8English Our English (And How To Sing It) by Keith Waterhouse, Penguin £5.99. Two questions. What's orange, got three legs and eats melons? What's wrong with the other question? Waterhouse - who winced when he saw the former in an advert on the London Tube - is hardly original in seeing the English language as a rained-on birthday cake, dissolving before his eyes into a slurry of disgusting imprecision. Nor is he the first to try to do something about it by writing a manual. The unpalatable truth is that aberrant apostrophes, confused homonyms, out of control exclamation marks and all the horrors of chewing-gum language cause pain only to those who know ``correct'' grammar. The rest don't give a toss. So perhaps the 70s English-teaching mob had a point: lets kind of forget about rule's, the hole things boring right!

8The Vision of the Fool by Cecil Collins, ed Brian Keeble, Golgonooza Press £14.95. Cecil Collins is an artist of the William Blake school of symbolism: angels, children, Christ figures and visionary women with streaming hair people his glowing, numinous paintings, of which a selection is reproduced to illustrate these ``writings''. And, like Blake, Collins favours the enigmatic epigram: ``Intelligence is divine''; ``Man has not yet become converted to life''. Clearly some kind of Blakean synthesis of word and image is being attempted in these delightfully batty essays and pronouncements, which communicate a mystical sense of calling in vivid prose.

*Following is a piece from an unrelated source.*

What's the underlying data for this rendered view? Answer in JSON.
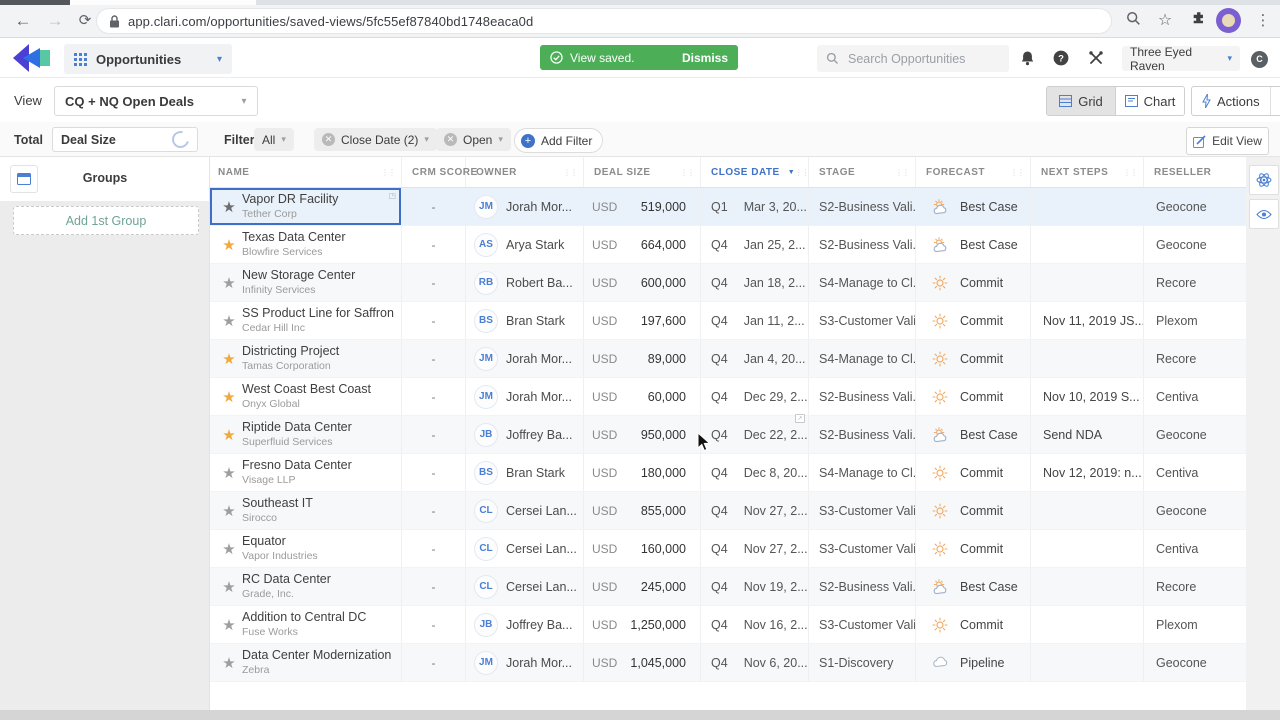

8Martyr's Day: Chronicle of a Small War by Michael Kelly, Picador £6.99. At the start of the small conflict in question - Operation Desert Storm - Kelly, an American journalist, was in Baghdad; he returned later to travel all over the theatre of war. This collection of pieces captures well those aspects of the war which we prisoners of the three-minute news could not fully understand: the ``mad arrogance of the Kuwaitis, the greedy thuggery of the Iraqis and the wicked wanton waste of it all''. All reporters simplify, and the bald horror of war is given to us largely unqualified, in eyewitness statements wherever possible. And the book covers a lot of ground: the bombardment of Baghdad, Iraqi atrocities in Kuwait, the Allies' ``turkey shoot'' on the Basra road, scuds over Israel and the war in the Kurdish north.

8Mothertime by Gillian White, Phoenix £5.99. Is it Freud's fault that inadequate, guilty parenthood has become one of the prime subjects of post-war middle-class English fiction? In this latest examination of the theme, White has created a truly grotesque mother in the alcoholic ex-actress Caroline. Suddenly one Christmas her children, led by 12-year-old Vanessa, rebel. They imprison Caroline in the basement sauna of their house and then pretend that life goes on as normal. Meanwhile, the rest of the adults - divorced father, mother's lover, au pair and Mrs Mop - try to figure out what's going on. A black comic melodrama that is also a compulsive read.